Mr Swann (The Minister of Health): This statement provides an update on UK four nations' cooperation to achieve greater parity of financial support for those infected and/or affected by contaminated blood across the UK.
On taking up post as Health Minister in January 2020, I announced a Review of the Northern Ireland Infected Blood Payment Scheme. This work has continued throughout the COVID-19 pandemic and to date, I have introduced reforms which have brought NI infected beneficiaries into line with their counterparts in England and I have announced annual financial support to non-infected bereaved spouses and partners on the NI Scheme.
Alongside the NI Review, my Department has been working closely since April 2019 with the Cabinet Office and Health Departments in England, Scotland and Wales to explore how to achieve greater parity of support across the four UK infected blood schemes, recognising that the integrity of the schemes developed under devolution should be respected and ensuring that any reform would not leave a beneficiary worse off than their counterpart in another part of the UK.
In January 2020 the UK government reaffirmed its commitment to resolving the disparities in financial support for infected beneficiaries in Northern Ireland, Scotland and Wales, as well as addressing broader issues of disparity, including support for non-infected bereaved spouses and partners.
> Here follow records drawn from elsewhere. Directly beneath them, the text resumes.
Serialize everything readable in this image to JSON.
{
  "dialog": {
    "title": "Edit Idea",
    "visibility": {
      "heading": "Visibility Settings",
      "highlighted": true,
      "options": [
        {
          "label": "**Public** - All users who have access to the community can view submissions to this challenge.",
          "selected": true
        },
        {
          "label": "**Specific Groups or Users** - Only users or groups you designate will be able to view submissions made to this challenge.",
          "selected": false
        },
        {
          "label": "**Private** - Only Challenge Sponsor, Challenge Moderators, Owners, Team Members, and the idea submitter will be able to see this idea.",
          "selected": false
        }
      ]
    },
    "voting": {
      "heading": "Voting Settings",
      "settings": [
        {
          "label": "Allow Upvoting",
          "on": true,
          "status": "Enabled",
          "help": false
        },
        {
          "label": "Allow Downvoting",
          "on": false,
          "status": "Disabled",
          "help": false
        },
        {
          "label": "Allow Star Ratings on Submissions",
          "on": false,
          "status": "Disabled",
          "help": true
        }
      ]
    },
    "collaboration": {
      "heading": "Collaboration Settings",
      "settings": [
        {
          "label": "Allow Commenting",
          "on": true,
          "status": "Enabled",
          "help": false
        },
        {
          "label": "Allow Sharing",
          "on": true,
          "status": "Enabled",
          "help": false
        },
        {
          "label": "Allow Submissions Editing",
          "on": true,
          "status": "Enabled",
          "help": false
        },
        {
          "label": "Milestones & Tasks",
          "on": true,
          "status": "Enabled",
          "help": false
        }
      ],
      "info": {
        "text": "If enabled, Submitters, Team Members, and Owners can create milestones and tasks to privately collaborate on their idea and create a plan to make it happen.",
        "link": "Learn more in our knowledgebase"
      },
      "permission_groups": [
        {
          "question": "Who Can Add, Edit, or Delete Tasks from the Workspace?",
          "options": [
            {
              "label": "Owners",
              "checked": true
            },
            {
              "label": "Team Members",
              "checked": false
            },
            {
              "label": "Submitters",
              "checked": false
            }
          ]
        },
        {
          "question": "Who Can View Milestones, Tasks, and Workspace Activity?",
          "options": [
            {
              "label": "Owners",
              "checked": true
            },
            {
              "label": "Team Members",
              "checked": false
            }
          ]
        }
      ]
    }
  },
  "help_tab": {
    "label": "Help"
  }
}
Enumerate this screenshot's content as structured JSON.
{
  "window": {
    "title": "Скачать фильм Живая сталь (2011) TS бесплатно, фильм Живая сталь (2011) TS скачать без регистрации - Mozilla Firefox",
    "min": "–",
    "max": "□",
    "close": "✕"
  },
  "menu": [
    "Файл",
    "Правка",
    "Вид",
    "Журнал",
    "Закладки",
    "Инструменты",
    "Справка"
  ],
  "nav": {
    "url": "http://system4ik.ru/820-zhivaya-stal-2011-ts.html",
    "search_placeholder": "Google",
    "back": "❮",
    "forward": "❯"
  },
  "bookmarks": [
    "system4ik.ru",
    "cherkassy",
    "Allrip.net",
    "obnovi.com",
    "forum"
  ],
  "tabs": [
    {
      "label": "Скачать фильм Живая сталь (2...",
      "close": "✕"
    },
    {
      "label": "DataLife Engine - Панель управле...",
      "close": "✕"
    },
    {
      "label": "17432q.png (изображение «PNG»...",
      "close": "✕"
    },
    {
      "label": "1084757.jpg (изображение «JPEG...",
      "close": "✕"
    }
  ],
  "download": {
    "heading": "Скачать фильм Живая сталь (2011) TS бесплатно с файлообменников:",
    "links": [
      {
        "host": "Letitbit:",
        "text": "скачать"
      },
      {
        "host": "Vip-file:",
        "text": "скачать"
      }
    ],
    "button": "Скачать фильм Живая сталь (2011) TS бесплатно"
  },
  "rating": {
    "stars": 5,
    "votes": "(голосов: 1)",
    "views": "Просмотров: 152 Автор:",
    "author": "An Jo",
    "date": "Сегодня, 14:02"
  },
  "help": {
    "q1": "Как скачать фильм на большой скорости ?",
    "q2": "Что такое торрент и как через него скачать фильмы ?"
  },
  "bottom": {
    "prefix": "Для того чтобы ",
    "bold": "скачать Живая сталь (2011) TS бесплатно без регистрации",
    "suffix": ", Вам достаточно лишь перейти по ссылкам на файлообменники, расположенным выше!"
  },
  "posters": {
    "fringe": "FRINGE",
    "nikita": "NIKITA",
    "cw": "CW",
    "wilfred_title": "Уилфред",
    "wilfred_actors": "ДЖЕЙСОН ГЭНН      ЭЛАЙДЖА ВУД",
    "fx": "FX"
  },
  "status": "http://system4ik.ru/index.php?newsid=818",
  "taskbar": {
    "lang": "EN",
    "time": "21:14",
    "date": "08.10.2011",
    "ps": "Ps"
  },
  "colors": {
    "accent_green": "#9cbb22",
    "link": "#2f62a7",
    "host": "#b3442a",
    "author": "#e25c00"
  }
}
Subject to funding from HM Treasury, I have agreed to implement a number of changes to the NI Infected Blood Payment Scheme, which are intended to achieve greater alignment in financial support across the UK schemes. The reforms are as follows:
- payments for non-infected bereaved spouses or partners will increase from 75% of the deceased beneficiary's annual payment to an automatic 100% of the deceased beneficiary's payment in the first year, with 75% payable in subsequent years. This is in line with the policy in Scotland and will be backdated to 1 April 2019;
- the introduction of enhanced support payments for eligible Hepatitis C Stage 1 beneficiaries, in line with rates paid in England and backdated to 1 April 2019 - subject to a model being developed in consultation with stakeholders;
- the £10,000 bereavement lump sum, which has been provided since the NI Scheme was established in 2017, will also now be payable to the Estate of the deceased in cases where there is no living spouse or partner, in line with the position in England and Wales. This will be backdated to 1 April 2017, meaning all eligible beneficiaries currently registered on the Scheme will receive the appropriate payment in arrears;
- the lump sum payment to a Hepatitis C Stage1 beneficiary will increase from £20,000 to £50,000, with the additional £20,000 payable if a stage 1 beneficiary moves to stage 2. The total lump sum payable for Hepatitis C beneficiaries remains at £70,000. This policy is in line with the position in Scotland and will be backdated to 1 April 2017, meaning that all eligible beneficiaries currently registered with the Scheme will receive this additional payment in arrears;
- the lump sum payment to a HIV beneficiary will increase from the current range of payments up to maximum of £80.5k (depending on circumstances) to an automatic £80.5k, backdated to 1 April 2017, meaning all eligible beneficiaries currently registered with the Scheme will receive any appropriate additional payment in arrears subject to the lump sum amount previously received.
The Health Ministers in England, Scotland and Wales have also agreed to reforms to similarly adapt their respective schemes.
Beneficiaries will continue to receive their current payments until the changes can be made.